1900 Western League
After the 1899 failure, league president Thomas Hickey made a brilliant move and brought the western league back to its western
roots. Hickey left Illinois and Ohio and settled in western Iowa: Des Moines and Sioux City; the eastern Nebraska town of Omaha; and
back to St. Joseph, Missouri. Teams then had to travel the expanse of Nebraska and Kansas to visit two Colorado mining towns:
Denver and Pueblo. One suspects that Hickey intended there to be four Colorado teams for a good balance (Lincoln and Topeka?).
In fact, Hickey's failure to create a "balanced eight" league probably forced him in 1901 to "think out of the box" and expand into rich
territories of other failed late 1890's leagues. In 1902 the American Association was born.
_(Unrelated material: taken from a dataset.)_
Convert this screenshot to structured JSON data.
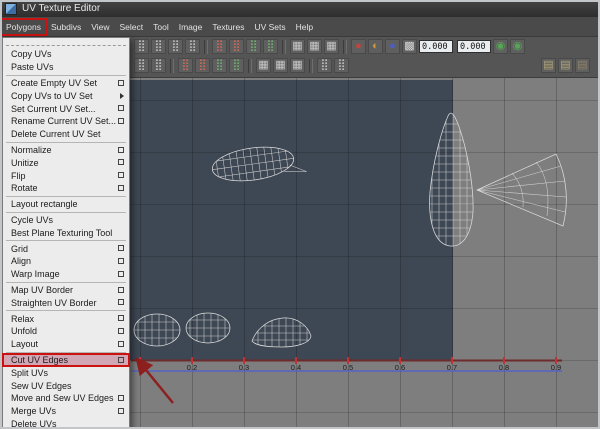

This pennant race looks like a hover win for Denver, although vapors could describe the actions of several teams. Omaha's 24-11 start
and subsequent nose-dive and Pueblo's 9-26 slide after a good start. It should be noted that vapors pennant races predominate when
baseball changes.
This means, for example, that vapors exist often alongside the emergence of new strategies such as the bunt in 1884 or the homerun in
1920. Teams that resist adopting a "proven" new strategy often suffer sudden down-turns. The greatest cause of vapors comes in the
1880's as pitching rotations evolve from one-man staffs to four man staffs. Two man staffs seem to perish in 1888 yet each team has to
suffer a long losing streak before learning its lesson. Hall-of-Fame caliber managers generally win pennant races which exhibit vapors.
Looking at the Western League graph for 1900, the chutes-and-ladders effect shown by the graph intimates that perhaps some evolving
strategy was either being experimented with, or misunderstood by all the teams. I haven't a clue as to what that might be.